И снова вокруг смыкался мрак. Знакомый запах, похожий на тот, какой бывает в старых погребах,— запах сырости, угольной пыли и тлена щекотал ноздри. Была тишина, и слышно было, как потрескивают стойки под тяжестью породы.
На обычных шахтах под землей толчется много народу, а здесь, на гидрошахте, в смену уходит под землю всего пятьдесят человек. Пятьдесят человек на все под этажи, печи, штреки, на восток и запад. Остальное за человека делает здесь вода. Она смывает уголь, и поднимает его на поверхность из глубины, и мчит по пульповоду на фабрику.
Когда-нибудь человек выберется из-под земли совсем, думал Стах. Весь подземный труд будет механизирован. Но на наш век еще хватит. Когда-нибудь машины будут делать это лучше и точнее. Они не будут ошибаться и не будут спорить между собой.
Вчера давали аванс, и Павлик затащил его к себе.
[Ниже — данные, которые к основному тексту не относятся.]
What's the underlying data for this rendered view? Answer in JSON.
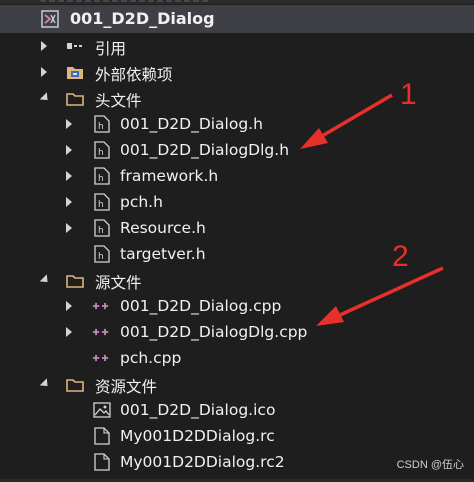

Посидели по-холостяцки, распили бутылку горилки с перцем. Закуска — колбаса, огурцы — была разложена на газете, и все это живо напомнило студенческие годы, общежитие, стихийные кутежи в день стипендии.
Павлик сиял с гвоздя гитару, и они спели не очень в лад свою, студенческую. Оборвав на половине припев, Павлик спросил:
— Что такое Бородин? Не раскушу я его. Он как мяч. Хочешь укусить, а он откатывается...
Стах сказал:
— Есть люди простые, и есть сложные. Бородин сложный человек. О нем в двух словах не скажешь.
— А я сложный? — спросил Павлик.
— Ты? — Стах рассмеялся.— Ты простой...
— Да, я простой,— согласился Павлик.— Зато вы все здесь чересчур сложные. И ваш Бородин сложней вас всех. Погоди, Серега еще себя покажет. Я знал, что он далеко пойдет. Еще в институте. На первом курсе в комитет комсомола выбрали. Потом курсовой секретарь. Член бюро... Номенклатурная личность. И ему нравилось, помню. Все эти заседания, бюро, проработки... Помню, как он меня прорабатывал за неуплату членских взносов. Вызвали на бюро. Прихожу. Он сидит и смотрит. Я было хотел: «Серега, друг». А он смотрит и молчит. Как будто он не он и я не я. А потом на преддипломной практике были. Подружились. Мечтали работать вместе. И вот сбылось. Ходит Серега в моих начальниках...
Павлик захмелел и болтал лишнее, о чем, наверно, пожалел на другой день.
Стах шел уже более получаса. Но дорога под землей кажется короче. Наверно, потому, что дорога эта лишена впечатлений, однообразна. Там, наверху, все привлекает внимание, будоражит память и чувства. Иной пустяк вызовет столько в душе, что очнешься — и будто прошли года.
Под мостками захлюпало. Послышался шум воды и голоса впереди. Замелькали огоньки на шахтерских касках.
После одинокой подземной дороги во мраке приятен был этот свет и шум. Стах перепрыгнул через бурлящий поток пульпы, бегущей по желобу. У гидромонитора стоял Басюк. Радужная в свете прожектора струя воды скалывала уголь. Басюк оглянулся через плечо, кивнул Угарову и сделал отстраняющий жест рукой. Гидромонитор вздрогнул и рассыпал брызги по всему забою. Он был похож на гарпунную пушку, а сам Басюк — огромный, в непромокаемом комбинезоне и шлеме, с глазами и
зубами, сверкающими на черноте лица,— на гарпунера, загарпунившего огромного кита.
И вдруг все стихло. Басюк кончил мыть и выключил монитор. Пока остальные проходчики готовили крепь, Угаров с Басюком осмотрели забой. Проверили кровлю.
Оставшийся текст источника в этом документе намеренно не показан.